Volkswagen’s base Golf may be dead, at least in America, but the performance-oriented GTI and Golf R are on their way to pick up the slack.
The 2022 Volkswagen GTI and Golf R have been unveiled in the flesh (or sheetmetal, as it were) at the 2021 Chicago Auto Show.
The Mk8 cars look promising on paper. The GTI is priced from $29,545 and comes in S, SE, and Autobahn trims while the Golf R will be available in just one trim — one that VW claims is “fully loaded” — and start at $43,645.
Both cars use a 2.0-liter turbo four-cylinder, and it makes 241 horsepower (an increase of 13) and 273 lb-ft of torque in the GTI, when run on premium fuel. The Golf R has 315 horsepower, an increase of 27, and 295 lb-ft of torque (280 with the standard manual transmission). Both cars are available with either a six-speed manual gearbox or a seven-speed DSG automatic. All-wheel drive remains standard on the Golf R.

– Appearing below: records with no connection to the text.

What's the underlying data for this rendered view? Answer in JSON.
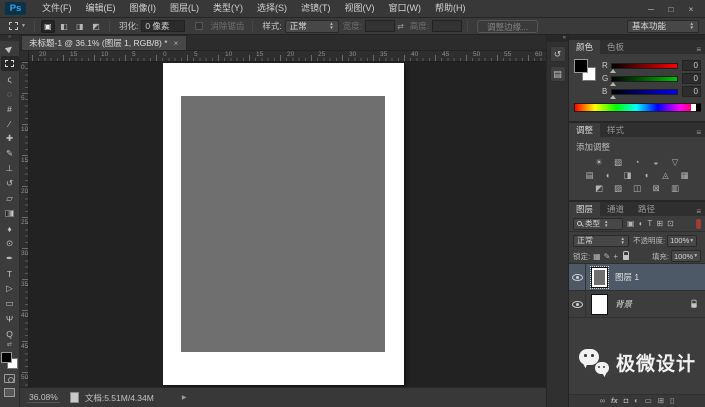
{
  "app": {
    "logo": "Ps"
  },
  "menubar": {
    "items": [
      "文件(F)",
      "编辑(E)",
      "图像(I)",
      "图层(L)",
      "类型(Y)",
      "选择(S)",
      "滤镜(T)",
      "视图(V)",
      "窗口(W)",
      "帮助(H)"
    ],
    "window_controls": {
      "minimize": "─",
      "maximize": "□",
      "close": "×"
    }
  },
  "options": {
    "selection_modes": [
      {
        "name": "new-selection-button",
        "glyph": "▣",
        "active": true
      },
      {
        "name": "add-to-selection-button",
        "glyph": "◧",
        "active": false
      },
      {
        "name": "subtract-from-selection-button",
        "glyph": "◨",
        "active": false
      },
      {
        "name": "intersect-selection-button",
        "glyph": "◩",
        "active": false
      }
    ],
    "feather_label": "羽化:",
    "feather_value": "0 像素",
    "antialias_label": "消除锯齿",
    "style_label": "样式:",
    "style_value": "正常",
    "width_label": "宽度:",
    "swap_icon": "⇄",
    "height_label": "高度:",
    "refine_edge_label": "调整边缘...",
    "workspace_label": "基本功能"
  },
  "document": {
    "tab_title": "未标题-1 @ 36.1% (图层 1, RGB/8) *",
    "tab_close": "×",
    "canvas_fill_color": "#6f6f6f",
    "page_color": "#ffffff"
  },
  "rulers": {
    "horizontal": [
      "20",
      "15",
      "10",
      "5",
      "0",
      "5",
      "10",
      "15",
      "20",
      "25",
      "30",
      "35",
      "40",
      "45",
      "50",
      "55",
      "60"
    ],
    "vertical": [
      "0",
      "5",
      "10",
      "15",
      "20",
      "25",
      "30",
      "35",
      "40",
      "45",
      "50"
    ]
  },
  "toolbar": {
    "tools": [
      {
        "name": "move-tool",
        "glyph": "▶",
        "kind": "move"
      },
      {
        "name": "rectangular-marquee-tool",
        "glyph": "",
        "kind": "marquee",
        "selected": true
      },
      {
        "name": "lasso-tool",
        "glyph": "ς"
      },
      {
        "name": "quick-selection-tool",
        "glyph": "◌"
      },
      {
        "name": "crop-tool",
        "glyph": "#"
      },
      {
        "name": "eyedropper-tool",
        "glyph": "∕"
      },
      {
        "name": "healing-brush-tool",
        "glyph": "✚"
      },
      {
        "name": "brush-tool",
        "glyph": "✎"
      },
      {
        "name": "clone-stamp-tool",
        "glyph": "⊥"
      },
      {
        "name": "history-brush-tool",
        "glyph": "↺"
      },
      {
        "name": "eraser-tool",
        "glyph": "▱"
      },
      {
        "name": "gradient-tool",
        "glyph": "",
        "kind": "gradient"
      },
      {
        "name": "blur-tool",
        "glyph": "♦"
      },
      {
        "name": "dodge-tool",
        "glyph": "⊙"
      },
      {
        "name": "pen-tool",
        "glyph": "✒"
      },
      {
        "name": "type-tool",
        "glyph": "T"
      },
      {
        "name": "path-selection-tool",
        "glyph": "▷"
      },
      {
        "name": "rectangle-tool",
        "glyph": "▭"
      },
      {
        "name": "hand-tool",
        "glyph": "Ψ"
      },
      {
        "name": "zoom-tool",
        "glyph": "Q"
      }
    ]
  },
  "status": {
    "zoom": "36.08%",
    "doc_info": "文档:5.51M/4.34M",
    "expand_arrow": "▶"
  },
  "panels": {
    "dock_strip": [
      {
        "name": "history-panel-button",
        "glyph": "↺"
      },
      {
        "name": "properties-panel-button",
        "glyph": "▤"
      }
    ],
    "color": {
      "tabs": [
        "颜色",
        "色板"
      ],
      "channels": [
        {
          "label": "R",
          "value": "0",
          "from": "#000000",
          "to": "#ff0000"
        },
        {
          "label": "G",
          "value": "0",
          "from": "#000000",
          "to": "#00c000"
        },
        {
          "label": "B",
          "value": "0",
          "from": "#000000",
          "to": "#0000ff"
        }
      ]
    },
    "adjustments": {
      "tabs": [
        "调整",
        "样式"
      ],
      "add_label": "添加调整",
      "rows": [
        [
          {
            "name": "brightness-contrast-adjustment-icon",
            "glyph": "☀"
          },
          {
            "name": "levels-adjustment-icon",
            "glyph": "▧"
          },
          {
            "name": "curves-adjustment-icon",
            "glyph": "◔"
          },
          {
            "name": "exposure-adjustment-icon",
            "glyph": "◒"
          },
          {
            "name": "vibrance-adjustment-icon",
            "glyph": "▽"
          }
        ],
        [
          {
            "name": "hue-saturation-adjustment-icon",
            "glyph": "▤"
          },
          {
            "name": "color-balance-adjustment-icon",
            "glyph": "◐"
          },
          {
            "name": "black-white-adjustment-icon",
            "glyph": "◨"
          },
          {
            "name": "photo-filter-adjustment-icon",
            "glyph": "◖"
          },
          {
            "name": "channel-mixer-adjustment-icon",
            "glyph": "◬"
          },
          {
            "name": "color-lookup-adjustment-icon",
            "glyph": "▦"
          }
        ],
        [
          {
            "name": "invert-adjustment-icon",
            "glyph": "◩"
          },
          {
            "name": "posterize-adjustment-icon",
            "glyph": "▨"
          },
          {
            "name": "threshold-adjustment-icon",
            "glyph": "◫"
          },
          {
            "name": "selective-color-adjustment-icon",
            "glyph": "⊠"
          },
          {
            "name": "gradient-map-adjustment-icon",
            "glyph": "▥"
          }
        ]
      ]
    },
    "layers": {
      "tabs": [
        "图层",
        "通道",
        "路径"
      ],
      "filter_label": "类型",
      "filter_icons": [
        {
          "name": "pixel-layer-filter-icon",
          "glyph": "▣"
        },
        {
          "name": "adjustment-layer-filter-icon",
          "glyph": "◐"
        },
        {
          "name": "type-layer-filter-icon",
          "glyph": "T"
        },
        {
          "name": "shape-layer-filter-icon",
          "glyph": "⊞"
        },
        {
          "name": "smart-object-filter-icon",
          "glyph": "⊡"
        }
      ],
      "filter_switch_color": "#9e3b3b",
      "blend_mode": "正常",
      "opacity_label": "不透明度:",
      "opacity_value": "100%",
      "lock_label": "锁定:",
      "lock_icons": [
        {
          "name": "lock-transparency-icon",
          "glyph": "▦"
        },
        {
          "name": "lock-paint-icon",
          "glyph": "✎"
        },
        {
          "name": "lock-position-icon",
          "glyph": "+"
        },
        {
          "name": "lock-all-icon",
          "glyph": "",
          "kind": "lock"
        }
      ],
      "fill_label": "填充:",
      "fill_value": "100%",
      "rows": [
        {
          "label": "图层 1",
          "selected": true,
          "thumb": "gray",
          "locked": false,
          "italic": false
        },
        {
          "label": "背景",
          "selected": false,
          "thumb": "white",
          "locked": true,
          "italic": true
        }
      ],
      "selected_row_color": "#4d5966",
      "action_icons": [
        {
          "name": "link-layers-icon",
          "glyph": "∞"
        },
        {
          "name": "layer-style-icon",
          "glyph": "fx"
        },
        {
          "name": "add-layer-mask-icon",
          "glyph": "◘"
        },
        {
          "name": "new-adjustment-layer-icon",
          "glyph": "◐"
        },
        {
          "name": "new-group-icon",
          "glyph": "▭"
        },
        {
          "name": "new-layer-icon",
          "glyph": "⊞"
        },
        {
          "name": "delete-layer-icon",
          "glyph": "▯"
        }
      ]
    }
  },
  "watermark": {
    "text": "极微设计"
  }
}
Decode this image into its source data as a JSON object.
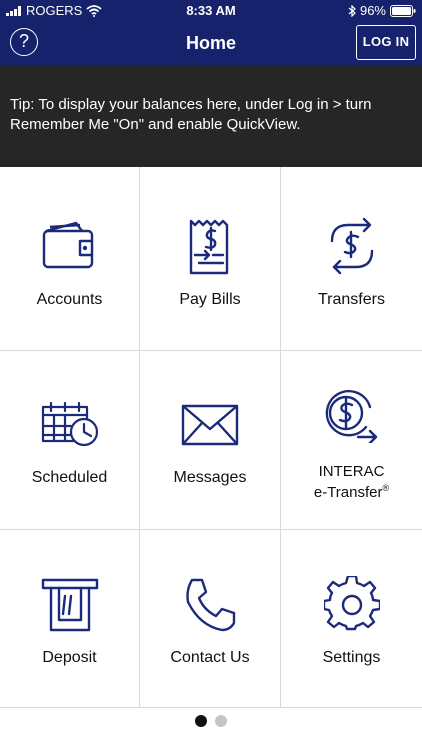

The cars are slightly longer than before, with sharper hood raking, LED headlights, and an available light bar for the grille. The GTI gets X-shaped fog lamps and new wheel designs, a red grille line, red brake calipers, and dual exhaust tips. Plaid seats remain standard, and the manual transmission’s shift knob remains golf-ball style.
The Golf R gets a blue grille line and blue brake calipers, a new wheel design, front and rear bumpers and diffusers that are more aggressive than that of the GTI, a two-piece rear spoiler, body-colored side sill extensions, and a quad-tipped exhaust system.
Although each car gains a bit in length, wheelbases remain the same as before for each.
Adaptive damping is available, and the GTI is standard with an electronically controlled limited-slip differential. VW claims its system can vary intervention to avoid “steering corruption” (read: Torque steer) and can also work to reduce understeer.
The Golf R gets rear-axle torque vectoring, and the car’s rear differential has dual multi-plate clutches as part of a system that can distribute 100 percent of the rear torque to either individual rear wheel. Distributing power to the outer rear wheel while cornering can reduce the cornering radius.
Inside, a digital cockpit is standard, and some of the controls are operated via “touch panels” (we believe this is PR-speak for haptic touch). If you opt for navigation, the map can be displayed in the cluster. Available features include navigation, infotainment, sunroof, and head-up display.
Driver-assistance tech includes the ability for semi-autonomous driving using radar, ultrasound sensors, and cameras. Other driver-assistance tech includes travel assist (semi-automated driving assist), front assist (forward-collision warning and autonomous emergency braking with pedestrian and cyclist monitoring), blind-spot monitoring, adaptive cruise control, rear-traffic alert, lane assist (lane-keeping assist), emergency assist, high-beam assist, park assist with park-distance control, adaptive front lighting, and road-sign display.
Other available features on GTI include push-button start, rain-sensing wipers, Bluetooth, Apple CarPlay, Android Auto, USB ports, keyless entry, leather seats, satellite radio, heated front seats, cooled front seats, heated rear seats, premium audio, tri-zone climate control, and 18- or 19-inch wheels.
Available features on the Golf R not already mentioned include cross-drilled brake rotors, sunroof, keyless entry and starting, stop/start, heated steering wheel, leather seats, heated and cooled front seats, heated rear seats, tri-zone climate control, rain-sensing wipers, premium audio, navigation, satellite radio, wireless device charging, Apple CarPlay, and Android Auto.
The Mk8 cars arrive in the fourth quarter of this year.